Çatışma ve çelişkilerin merkezi: Irak
Bölgede kazanlar bu kadar kaynamışken, uluslararası güçlerin Suriye ve Irak merkezli politikaları yine devrede. Siyasetin, çatışma ve çelişkilerin merkezi yine Irak’a döndü. Nedeni mi? ABD’nin olası İran müdahalesinde,Türkiye bölgede bir kez daha çomak sokmak istiyor. Ama ABD bölgeyi kendi lehine dizayn etmenin peşinde. İran’a müdahalede Irak ve Kürdistan Bölgesi’ni hazır hale getirmek istiyor. ABD bölgeyi derli toplu görmek istiyor, kendisiyle çalışacak düzenli bir sistem istiyor.Kendisiyle düzenli çalışacak kesimi hazır hale getiriyor.Irak’ta derli toplu bir hükümet istediği gibi Kürdistan Bölgesi’nde de partilere şu telkinde bulundu: “Hükümeti kısa sürede kuracaksınız,Irak ile sorunlarınızı çözeceksiniz, peşmergeyi, asayiş güçlerini birleştireceksiniz, Irak ile gümrük ve petrol konuları çözülecek. ”Bu durum kişileri ve partileri aşmış ve Kürdistan Bölgesi’nde hükümet kurma ve bölgesel başkanlığın seçimi için çalışmalar hızlandı.

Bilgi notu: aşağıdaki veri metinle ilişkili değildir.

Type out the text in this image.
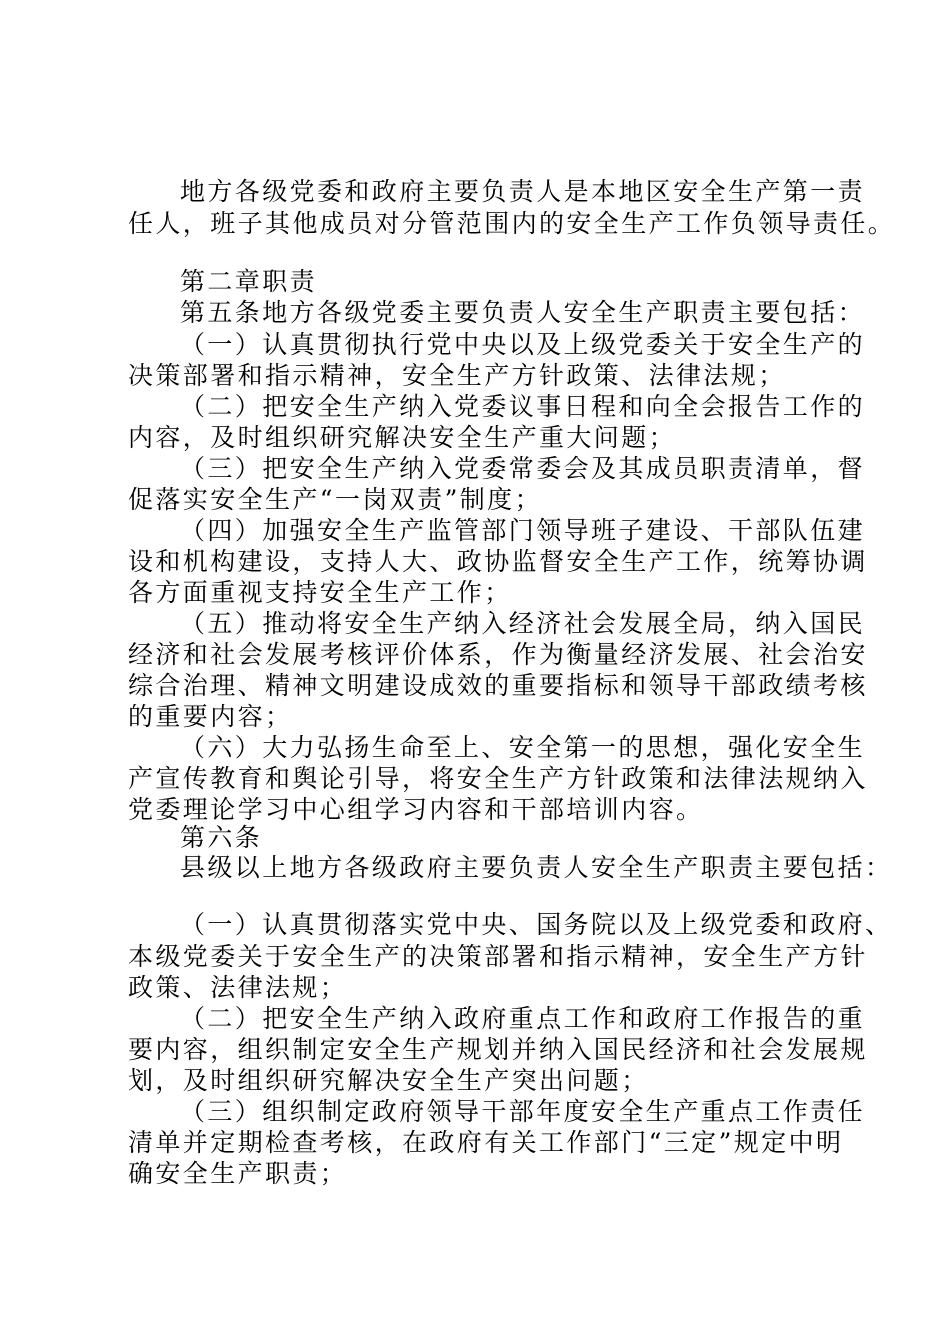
地方各级党委和政府主要负责人是本地区安全生产第一责
任人，班子其他成员对分管范围内的安全生产工作负领导责任。
第二章职责
第五条地方各级党委主要负责人安全生产职责主要包括：
（一）认真贯彻执行党中央以及上级党委关于安全生产的
决策部署和指示精神，安全生产方针政策、法律法规；
（二）把安全生产纳入党委议事日程和向全会报告工作的
内容，及时组织研究解决安全生产重大问题；
（三）把安全生产纳入党委常委会及其成员职责清单，督
促落实安全生产“一岗双责”制度；
（四）加强安全生产监管部门领导班子建设、干部队伍建
设和机构建设，支持人大、政协监督安全生产工作，统筹协调
各方面重视支持安全生产工作；
（五）推动将安全生产纳入经济社会发展全局，纳入国民
经济和社会发展考核评价体系，作为衡量经济发展、社会治安
综合治理、精神文明建设成效的重要指标和领导干部政绩考核
的重要内容；
（六）大力弘扬生命至上、安全第一的思想，强化安全生
产宣传教育和舆论引导，将安全生产方针政策和法律法规纳入
党委理论学习中心组学习内容和干部培训内容。
第六条
县级以上地方各级政府主要负责人安全生产职责主要包括：
（一）认真贯彻落实党中央、国务院以及上级党委和政府、
本级党委关于安全生产的决策部署和指示精神，安全生产方针
政策、法律法规；
（二）把安全生产纳入政府重点工作和政府工作报告的重
要内容，组织制定安全生产规划并纳入国民经济和社会发展规
划，及时组织研究解决安全生产突出问题；
（三）组织制定政府领导干部年度安全生产重点工作责任
清单并定期检查考核，在政府有关工作部门“三定”规定中明
确安全生产职责；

Ufukta ABD-İran savaşı görünüyor
Bütün bunlar bir araya geldiğinde akıllara İran ve ABD savaşabilir olasılığını güçlendiriyor.Peki ABD ve İran nerede savaşacak,bu da biraz karışık aslında. ABD, Irak’taki askerlerini geri çekiyor. ABD, Katar üssünden İran’ı vurursa,İran nereye cevap verecek? Ama belki de asıl olan şudur ki yanı başımızda bir savaş kokusu geliyor. Bu savaşta Irak’ın merkez üs olduğu artık tartışma götürmez bir gerçek. ABD’nin olası bir İran müdahalesinde savaşın sadece İran ile sınırlı kalmayacağı da ortada. İşte tüm bu gelgitler Irak ile Türkiye arasındaki son günlerde yaşanan yakınlaşma, olası bir savaşta, bunun en başta yansıyacağı ülkenin Irak’tan sonra Türkiye olacağının işareti. Ortak operasyon ihtimali çok zor! Belki yine başa dönersek, Irak ile Türkiye arasındaki yakınlaşmada Erdoğan’ın “Ortak askeri operasyon konusunda anlaştık” söylemi, tüm bu anlattığımız tablo içinde çok mümkün görünmüyor. Türkiye’nin ABD’nin İran’a olası bir müdahale öncesinde Kürdistan Bölgesi’ne yönelik hava saldırıları artsa da bölgeye olası bir operasyonun yapılması olasılığı çok uzak kalıyor. Yine bölgede taşlar yerinden oynamışken, Türkiye’nin hiçbir şey olmamış gibi Irak’la el ele uzun sürecek ve sonuçları ağır olacak bir operasyona hazırlanması imkansız.